PUERTO RICO — Classes at public schools has been canceled for the second day in a row in Puerto Rico as power is slowly being restored following a massive blackout that struck the island Wednesday.
About 375,000 customers throughout the island have power restored, Gov. Alejandro Garcia-Padilla said in a news conference Thursday night.
Since some Puerto Ricans remain in the dark on Friday, the governor has canceled classes for public schools for the second day in the row.
Public employees have been told to report to work by 10 a.m. regardless if power is restored.
AEE, the electrical company in Puerto Rico, announced areas where people had electricity on its Twitter Thursday night. Power for the whole island should be back on for all residents by Friday, the director of the Puerto Rico Electric Power Authority said.
Officials originally had hoped to restore power by Thursday morning to the island of 3.5 million residents, most of whom lost power and don't have generators.
The tropical heat combined with the lack of electricity have caused ice sales to increase throughout the island. The Manufacturers Association of Ice said ice plants are doing their best to meet the growing demand for millions of residents currently without air conditioning, according to Telemundo.
One man who slept in his car so he could get some air conditioning told the Associated Press, "Puerto Rico is not prepared for something like this."
A fire at a power plant blacked out the entire U.S. territory about 2:30 p.m. Wednesday, and investigation is under way by power company Electric Power Authority, though a cause has not been determined.
The power company said two transmission lines of 230 thousand volts were damaged.
The company said in a press release that no injuries had been reported and the fire was controlled.
Jenniffer González Colón of the New Progressive Party called for President Barack Obama to declare a state of emergency in Puerto Rico, Telemundo reported.

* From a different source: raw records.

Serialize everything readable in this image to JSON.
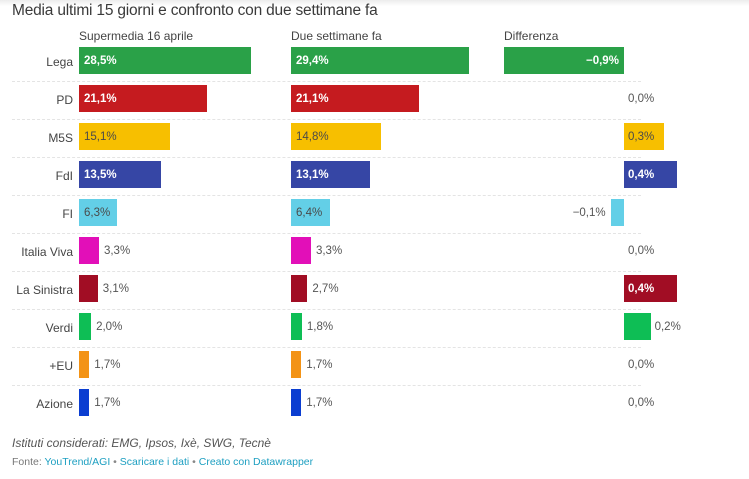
{
  "chart_data": {
    "type": "bar",
    "title": "Media ultimi 15 giorni e confronto con due settimane fa",
    "columns": [
      "Supermedia 16 aprile",
      "Due settimane fa",
      "Differenza"
    ],
    "categories": [
      "Lega",
      "PD",
      "M5S",
      "FdI",
      "FI",
      "Italia Viva",
      "La Sinistra",
      "Verdi",
      "+EU",
      "Azione"
    ],
    "colors": [
      "#2aa148",
      "#c51b1f",
      "#f7bf00",
      "#3646a5",
      "#63cfe7",
      "#e20fb8",
      "#a10d24",
      "#0ebe55",
      "#f39316",
      "#0b3ed1"
    ],
    "series": [
      {
        "name": "Supermedia 16 aprile",
        "values": [
          28.5,
          21.1,
          15.1,
          13.5,
          6.3,
          3.3,
          3.1,
          2.0,
          1.7,
          1.7
        ],
        "labels": [
          "28,5%",
          "21,1%",
          "15,1%",
          "13,5%",
          "6,3%",
          "3,3%",
          "3,1%",
          "2,0%",
          "1,7%",
          "1,7%"
        ]
      },
      {
        "name": "Due settimane fa",
        "values": [
          29.4,
          21.1,
          14.8,
          13.1,
          6.4,
          3.3,
          2.7,
          1.8,
          1.7,
          1.7
        ],
        "labels": [
          "29,4%",
          "21,1%",
          "14,8%",
          "13,1%",
          "6,4%",
          "3,3%",
          "2,7%",
          "1,8%",
          "1,7%",
          "1,7%"
        ]
      },
      {
        "name": "Differenza",
        "values": [
          -0.9,
          0.0,
          0.3,
          0.4,
          -0.1,
          0.0,
          0.4,
          0.2,
          0.0,
          0.0
        ],
        "labels": [
          "−0,9%",
          "0,0%",
          "0,3%",
          "0,4%",
          "−0,1%",
          "0,0%",
          "0,4%",
          "0,2%",
          "0,0%",
          "0,0%"
        ]
      }
    ],
    "xlabel": "",
    "ylabel": "",
    "grid": false,
    "legend": "none"
  },
  "footer": {
    "notes": "Istituti considerati: EMG, Ipsos, Ixè, SWG, Tecnè",
    "source_prefix": "Fonte: ",
    "source_link": "YouTrend/AGI",
    "separator": " • ",
    "download_link": "Scaricare i dati",
    "credit_link": "Creato con Datawrapper"
  }
}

"On behalf of the 3.4 million American citizens residing in Puerto Rico, I asked the president to declare Puerto Rico an emergency zone, which empowers the federal government to use its resources to stabilize the electrical system of Puerto Rico and so guarantee service to citizens, "said González Colón in a news release, which was translated to English.
Each unit at the facility will be energized "sequentially" in order to jumpstart available electricity generation. Restoring service to hospitals, airports, police stations and Aqueducts and Sewers Authority plants will be the priority, according to a press release.

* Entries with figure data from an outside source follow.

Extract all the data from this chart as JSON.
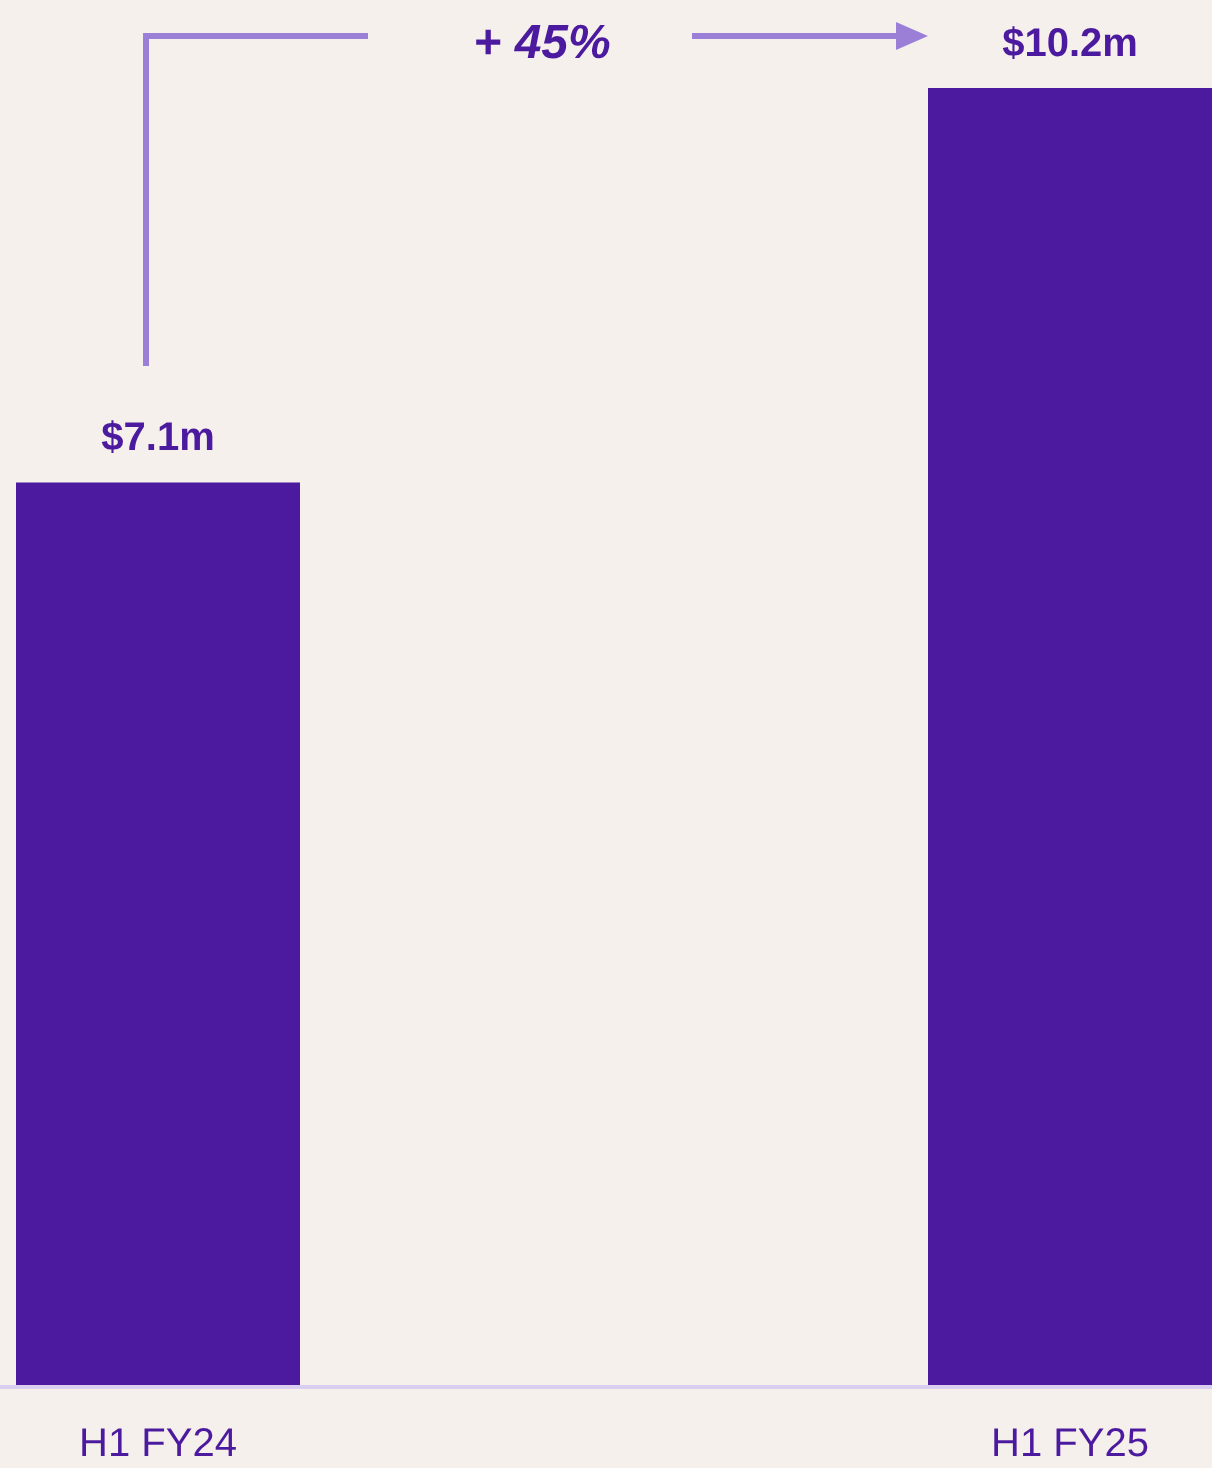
{
  "chart_data": {
    "type": "bar",
    "categories": [
      "H1 FY24",
      "H1 FY25"
    ],
    "values": [
      7.1,
      10.2
    ],
    "value_labels": [
      "$7.1m",
      "$10.2m"
    ],
    "color": "#4c1a9e",
    "annotations": [
      "+ 45%"
    ]
  }
}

"We are working hard to achieve recovery [of the] system and restore service to our customers," said Javier Quintana Mendez. "We ask the public to remain calm in this situation and our colleagues remind you the most important thing is the safety of everyone."
El Nuevo Dia newspaper first reported that a failure in transmission at the Aguirre site caused a "total collapse of the system" which led to loss of power.

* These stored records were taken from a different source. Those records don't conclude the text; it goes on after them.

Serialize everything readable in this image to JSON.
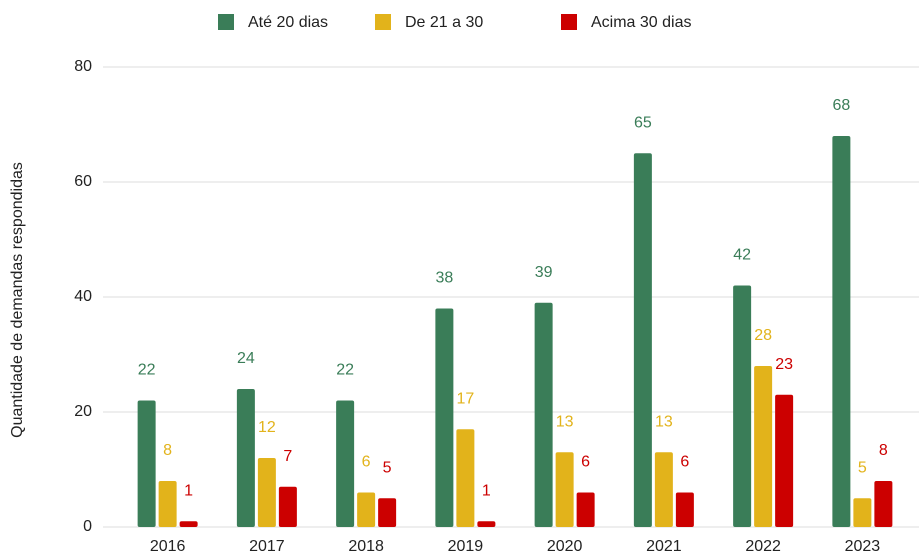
{
  "chart_data": {
    "type": "bar",
    "categories": [
      "2016",
      "2017",
      "2018",
      "2019",
      "2020",
      "2021",
      "2022",
      "2023"
    ],
    "series": [
      {
        "name": "Até 20 dias",
        "color": "#3a7d58",
        "values": [
          22,
          24,
          22,
          38,
          39,
          65,
          42,
          68
        ]
      },
      {
        "name": "De 21 a 30",
        "color": "#e2b31b",
        "values": [
          8,
          12,
          6,
          17,
          13,
          13,
          28,
          5
        ]
      },
      {
        "name": "Acima 30 dias",
        "color": "#cc0000",
        "values": [
          1,
          7,
          5,
          1,
          6,
          6,
          23,
          8
        ]
      }
    ],
    "y_label": "Quantidade de demandas respondidas",
    "ylim": [
      0,
      80
    ],
    "yticks": [
      0,
      20,
      40,
      60,
      80
    ],
    "grid": true,
    "legend": "top"
  }
}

An energy switch at the facility which distributes energy seemed to be the cause, according to El Nuevo Dia.
The power outage angered many Puerto Ricans who on average, pay power bills that are twice as costly as bills on the U.S. mainland, according to the Orlando Sentinel.
The Electric Power Authority has faced numerous allegations of corruption, according to the Sentinel. They are facing a $9 billion debt and officials say they are seeking more revenue to update what they say is old equipment.